The FTC is looking into whether OpenAI, the developer of the artificial-intelligence chatbot ChatGPT, “engaged in unfair or deceptive privacy or data security practices or engaged in unfair or deceptive practices relating to risks of harm to consumers, including reputational harm,” according to a letter the regulatory body sent to the company.

The agency’s probe into OpenAI was first reported by the Washington Post, which shared a redacted copy of the letter to the company (at this link).
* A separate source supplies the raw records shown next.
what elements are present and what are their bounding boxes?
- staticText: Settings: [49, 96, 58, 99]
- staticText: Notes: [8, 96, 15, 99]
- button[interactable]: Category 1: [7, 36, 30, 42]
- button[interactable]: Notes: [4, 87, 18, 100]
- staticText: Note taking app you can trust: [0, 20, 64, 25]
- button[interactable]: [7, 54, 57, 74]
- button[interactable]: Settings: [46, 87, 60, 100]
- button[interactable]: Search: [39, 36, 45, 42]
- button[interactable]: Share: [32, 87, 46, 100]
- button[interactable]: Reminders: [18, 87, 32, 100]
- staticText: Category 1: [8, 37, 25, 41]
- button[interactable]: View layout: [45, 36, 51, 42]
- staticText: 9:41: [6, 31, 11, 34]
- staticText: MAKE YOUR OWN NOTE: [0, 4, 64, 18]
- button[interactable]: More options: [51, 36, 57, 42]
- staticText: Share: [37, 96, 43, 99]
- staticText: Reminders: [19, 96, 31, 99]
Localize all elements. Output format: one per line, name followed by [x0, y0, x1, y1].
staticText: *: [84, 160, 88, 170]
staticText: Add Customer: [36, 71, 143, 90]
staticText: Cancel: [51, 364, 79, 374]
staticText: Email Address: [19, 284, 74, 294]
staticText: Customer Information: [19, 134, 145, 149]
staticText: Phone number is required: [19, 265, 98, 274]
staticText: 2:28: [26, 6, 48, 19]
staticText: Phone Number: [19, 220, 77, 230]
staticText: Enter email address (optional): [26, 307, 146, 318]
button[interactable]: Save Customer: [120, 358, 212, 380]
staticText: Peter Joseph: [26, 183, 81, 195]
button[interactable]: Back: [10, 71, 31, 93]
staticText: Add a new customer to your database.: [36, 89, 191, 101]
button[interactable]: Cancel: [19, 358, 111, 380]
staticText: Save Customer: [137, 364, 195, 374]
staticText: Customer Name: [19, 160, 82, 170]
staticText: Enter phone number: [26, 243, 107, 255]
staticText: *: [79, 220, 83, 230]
The time period for the FTC’s information requests to San Francisco-based OpenAI date from June 1, 2020, “until the date of full and complete compliance” with the investigation, which is technically called a “civil investigative demand” (CID).

Among the info the FTC is asking from OpenAI is a “description of any refining the Company actually undertook in order to correct or remediate any Large Language Model’s propensity to ‘hallucinate’ or to reveal any Personal Information,” per the letter.

OpenAI, founded in 2015, introduced the first publicly available version of ChatGPT in November 2022. The chatbot is able to generate seemingly coherent texts on a wide range of topics — while it has on occasion been shown to entirely make things up.

Following news reports of the investigation, OpenAI CEO Sam Altman tweeted, “it is very disappointing to see the FTC’s request start with a leak and does not help build trust. that said, it’s super important to us that out technology is safe and pro-consumer, and we are confident we follow the law. of course we will work with the FTC.”

Altman continued, “we built GPT-4 on top of years of safety research and spent 6+ months after we finished initial training making it safer and more aligned before releasing it. we protect user privacy and design our systems to learn about the world, not private individuals.” He also wrote, “we’re transparent about the limitations of our technology, especially when we fall short. and our capped-profits structure means we aren’t incentivized to make unlimited returns.”

Separately, OpenAI is facing various legal challenges. Those include a defamation lawsuit filed by a talk show host, who alleged ChatGPT invented false legal claims against him; and a lawsuit in which Sarah Silverman is among plaintiffs alleging OpenAI’s large language model illegally used their copyrighted works. OpenAI has not commented on either of those lawsuits.